Cooking pasta with the just-right al dente texture—meaning firm-yet-tender without a hint of mushiness—takes technique. Practice makes perfect, but this could mean a lifetime of overcooked ziti before you nail it like nonna could.
In hopes of speeding things up, we’re here to share the one easily avoidable (yet extremely common) mistake many home cooks make with pasta: boiling your noodles in a pot that’s too small.
Why it’s bad
For starters, if you use long noodles, they might not fit unless you break them first. But regardless of the pasta’s shape or size, it will end up sticky and gummy when cooked in an undersized pot.
“When you add pasta to a small amount of water, it lowers the temperature of the water substantially more than if you added it to a large amount of water, so the water will take longer to return to a boil. In the meantime, the pasta will sit at the bottom of the pot and start to clump up and become mushy unless you are vigilant about stirring,” says chef Michael Symon, the owner of five restaurants in Cleveland and an Iron Chef on the Food Network’s Iron Chef America.

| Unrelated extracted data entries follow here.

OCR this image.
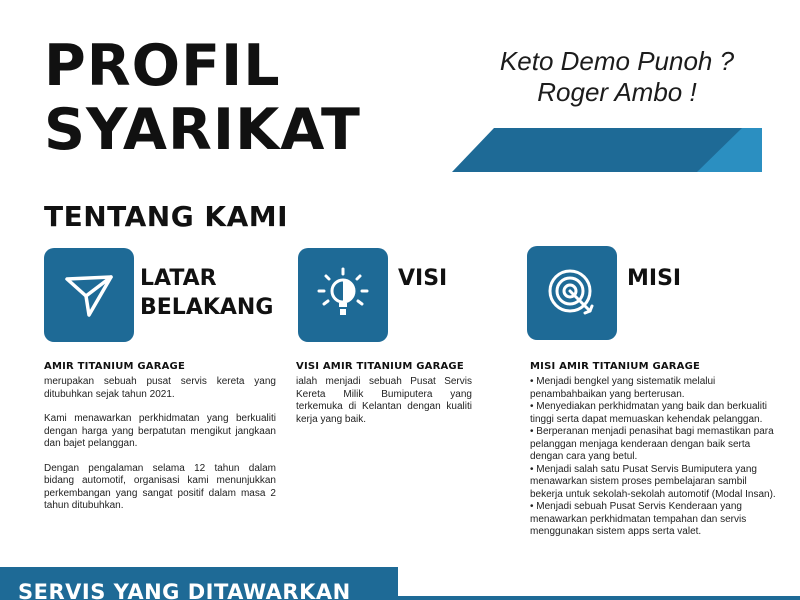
PROFIL
SYARIKAT
Keto Demo Punoh ?
Roger Ambo !
TENTANG KAMI
LATAR
BELAKANG
AMIR TITANIUM GARAGE

merupakan sebuah pusat servis kereta yang ditubuhkan sejak tahun 2021.

Kami menawarkan perkhidmatan yang berkualiti dengan harga yang berpatutan mengikut jangkaan dan bajet pelanggan.

Dengan pengalaman selama 12 tahun dalam bidang automotif, organisasi kami menunjukkan perkembangan yang sangat positif dalam masa 2 tahun ditubuhkan.

VISI
VISI AMIR TITANIUM GARAGE

ialah menjadi sebuah Pusat Servis Kereta Milik Bumiputera yang terkemuka di Kelantan dengan kualiti kerja yang baik.

MISI
MISI AMIR TITANIUM GARAGE
• Menjadi bengkel yang sistematik melalui penambahbaikan yang berterusan.
• Menyediakan perkhidmatan yang baik dan berkualiti tinggi serta dapat memuaskan kehendak pelanggan.
• Berperanan menjadi penasihat bagi memastikan para pelanggan menjaga kenderaan dengan baik serta dengan cara yang betul.
• Menjadi salah satu Pusat Servis Bumiputera yang menawarkan sistem proses pembelajaran sambil bekerja untuk sekolah-sekolah automotif (Modal Insan).
• Menjadi sebuah Pusat Servis Kenderaan yang menawarkan perkhidmatan tempahan dan servis menggunakan sistem apps serta valet.
SERVIS YANG DITAWARKAN
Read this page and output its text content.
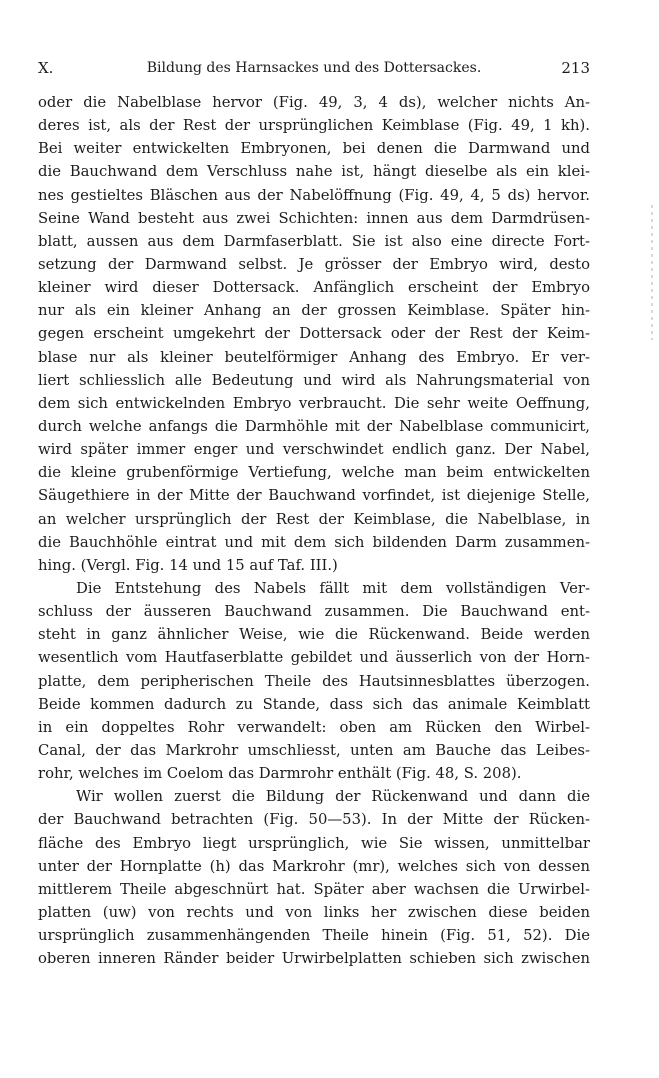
X.	Bildung des Harnsackes und des Dottersackes.	213
oder die Nabelblase hervor (Fig. 49, 3, 4 ds), welcher nichts An-
deres ist, als der Rest der ursprünglichen Keimblase (Fig. 49, 1 kh).
Bei weiter entwickelten Embryonen, bei denen die Darmwand und
die Bauchwand dem Verschluss nahe ist, hängt dieselbe als ein klei-
nes gestieltes Bläschen aus der Nabelöffnung (Fig. 49, 4, 5 ds) hervor.
Seine Wand besteht aus zwei Schichten: innen aus dem Darmdrüsen-
blatt, aussen aus dem Darmfaserblatt. Sie ist also eine directe Fort-
setzung der Darmwand selbst. Je grösser der Embryo wird, desto
kleiner wird dieser Dottersack. Anfänglich erscheint der Embryo
nur als ein kleiner Anhang an der grossen Keimblase. Später hin-
gegen erscheint umgekehrt der Dottersack oder der Rest der Keim-
blase nur als kleiner beutelförmiger Anhang des Embryo. Er ver-
liert schliesslich alle Bedeutung und wird als Nahrungsmaterial von
dem sich entwickelnden Embryo verbraucht. Die sehr weite Oeffnung,
durch welche anfangs die Darmhöhle mit der Nabelblase communicirt,
wird später immer enger und verschwindet endlich ganz. Der Nabel,
die kleine grubenförmige Vertiefung, welche man beim entwickelten
Säugethiere in der Mitte der Bauchwand vorfindet, ist diejenige Stelle,
an welcher ursprünglich der Rest der Keimblase, die Nabelblase, in
die Bauchhöhle eintrat und mit dem sich bildenden Darm zusammen-
hing. (Vergl. Fig. 14 und 15 auf Taf. III.)
Die Entstehung des Nabels fällt mit dem vollständigen Ver-
schluss der äusseren Bauchwand zusammen. Die Bauchwand ent-
steht in ganz ähnlicher Weise, wie die Rückenwand. Beide werden
wesentlich vom Hautfaserblatte gebildet und äusserlich von der Horn-
platte, dem peripherischen Theile des Hautsinnesblattes überzogen.
Beide kommen dadurch zu Stande, dass sich das animale Keimblatt
in ein doppeltes Rohr verwandelt: oben am Rücken den Wirbel-
Canal, der das Markrohr umschliesst, unten am Bauche das Leibes-
rohr, welches im Coelom das Darmrohr enthält (Fig. 48, S. 208).
Wir wollen zuerst die Bildung der Rückenwand und dann die
der Bauchwand betrachten (Fig. 50—53). In der Mitte der Rücken-
fläche des Embryo liegt ursprünglich, wie Sie wissen, unmittelbar
unter der Hornplatte (h) das Markrohr (mr), welches sich von dessen
mittlerem Theile abgeschnürt hat. Später aber wachsen die Urwirbel-
platten (uw) von rechts und von links her zwischen diese beiden
ursprünglich zusammenhängenden Theile hinein (Fig. 51, 52). Die
oberen inneren Ränder beider Urwirbelplatten schieben sich zwischen
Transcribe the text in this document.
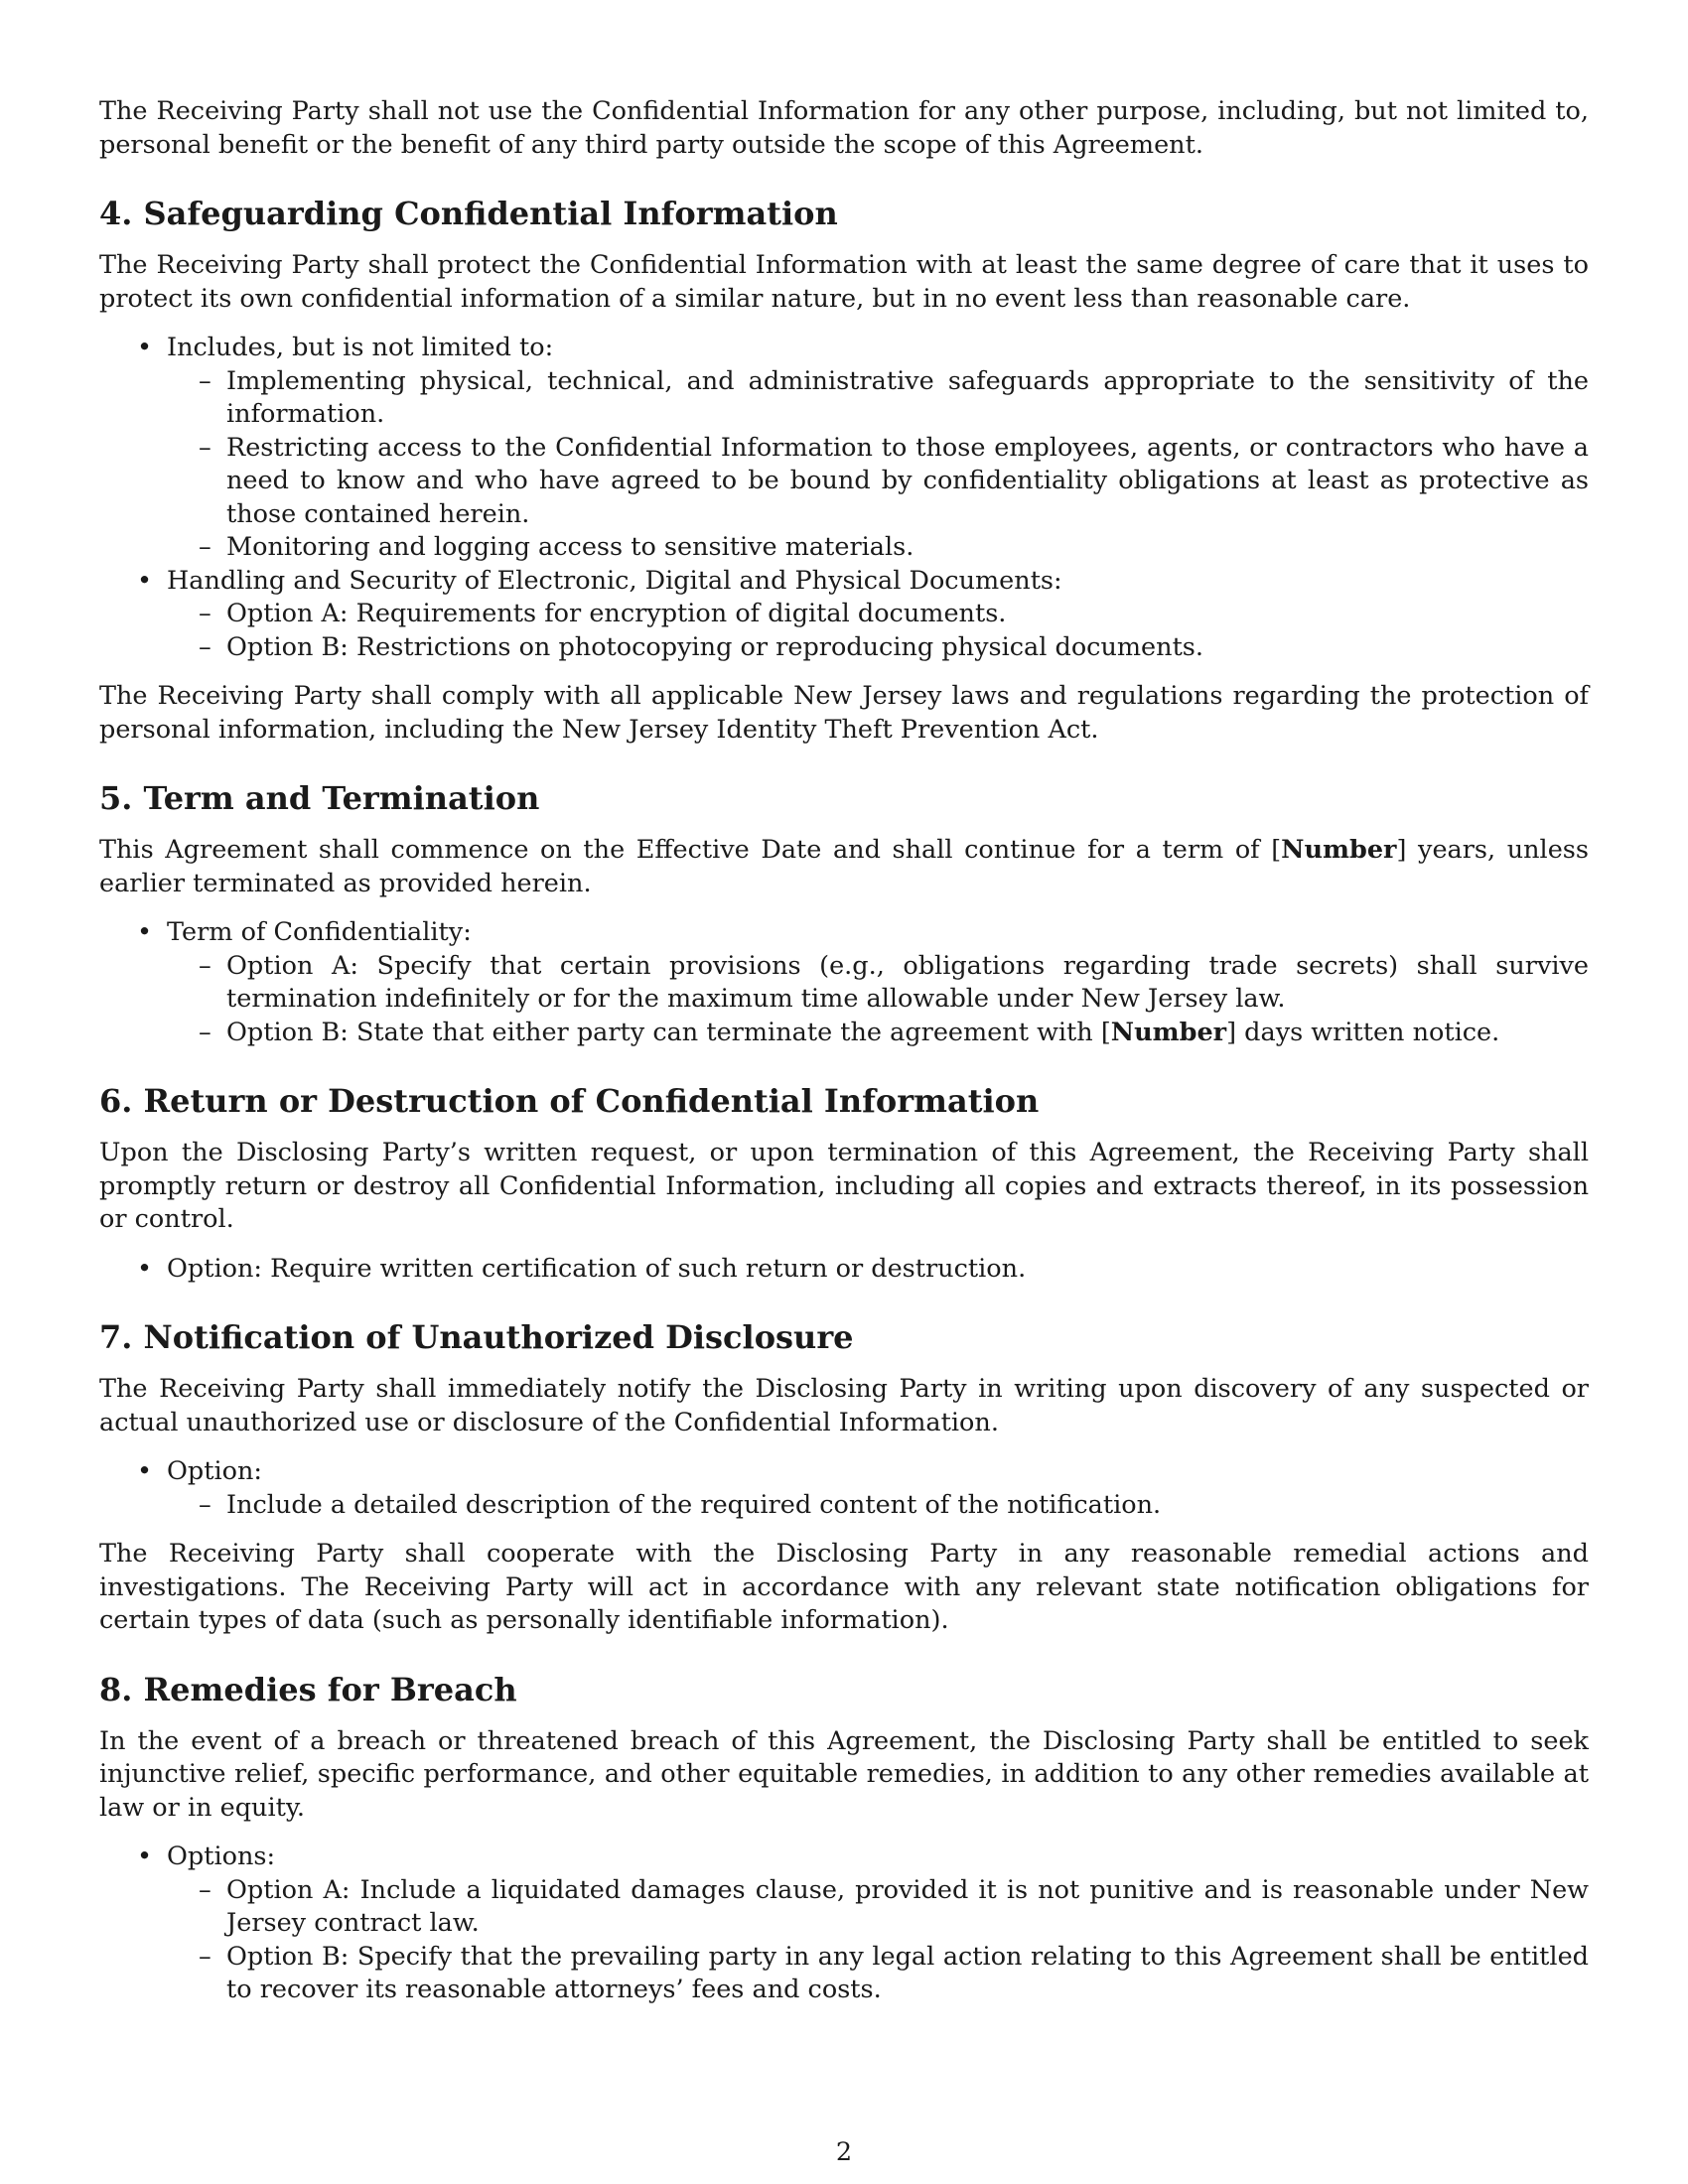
The Receiving Party shall not use the Confidential Information for any other purpose, including, but not limited to, personal benefit or the benefit of any third party outside the scope of this Agreement.

4. Safeguarding Confidential Information

The Receiving Party shall protect the Confidential Information with at least the same degree of care that it uses to protect its own confidential information of a similar nature, but in no event less than reasonable care.

• Includes, but is not limited to:
– Implementing physical, technical, and administrative safeguards appropriate to the sensitivity of the information.
– Restricting access to the Confidential Information to those employees, agents, or contractors who have a need to know and who have agreed to be bound by confidentiality obligations at least as protective as those contained herein.
– Monitoring and logging access to sensitive materials.
• Handling and Security of Electronic, Digital and Physical Documents:
– Option A: Requirements for encryption of digital documents.
– Option B: Restrictions on photocopying or reproducing physical documents.

The Receiving Party shall comply with all applicable New Jersey laws and regulations regarding the protection of personal information, including the New Jersey Identity Theft Prevention Act.

5. Term and Termination

This Agreement shall commence on the Effective Date and shall continue for a term of [Number] years, unless earlier terminated as provided herein.

• Term of Confidentiality:
– Option A: Specify that certain provisions (e.g., obligations regarding trade secrets) shall survive termination indefinitely or for the maximum time allowable under New Jersey law.
– Option B: State that either party can terminate the agreement with [Number] days written notice.
6. Return or Destruction of Confidential Information

Upon the Disclosing Party’s written request, or upon termination of this Agreement, the Receiving Party shall promptly return or destroy all Confidential Information, including all copies and extracts thereof, in its possession or control.

• Option: Require written certification of such return or destruction.
7. Notification of Unauthorized Disclosure

The Receiving Party shall immediately notify the Disclosing Party in writing upon discovery of any suspected or actual unauthorized use or disclosure of the Confidential Information.

• Option:
– Include a detailed description of the required content of the notification.

The Receiving Party shall cooperate with the Disclosing Party in any reasonable remedial actions and investigations. The Receiving Party will act in accordance with any relevant state notification obligations for certain types of data (such as personally identifiable information).

8. Remedies for Breach

In the event of a breach or threatened breach of this Agreement, the Disclosing Party shall be entitled to seek injunctive relief, specific performance, and other equitable remedies, in addition to any other remedies available at law or in equity.

• Options:
– Option A: Include a liquidated damages clause, provided it is not punitive and is reasonable under New Jersey contract law.
– Option B: Specify that the prevailing party in any legal action relating to this Agreement shall be entitled to recover its reasonable attorneys’ fees and costs.
2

Also, your ratio of pasta starch to water will be too high: another cause of sticking.
Do this instead
Unless you’re cooking a single serving of pasta (in which case you can get away with a smaller pot), do as Italian grandmothers do: Fill a large 5- or 6-quart pot with water and let it come to a rapid boil. Then add 2 tablespoons of salt (and don’t be shy—professional chefs say pasta water should taste as salty as the sea). Finally, add your pasta and stir it occasionally until it’s al dente.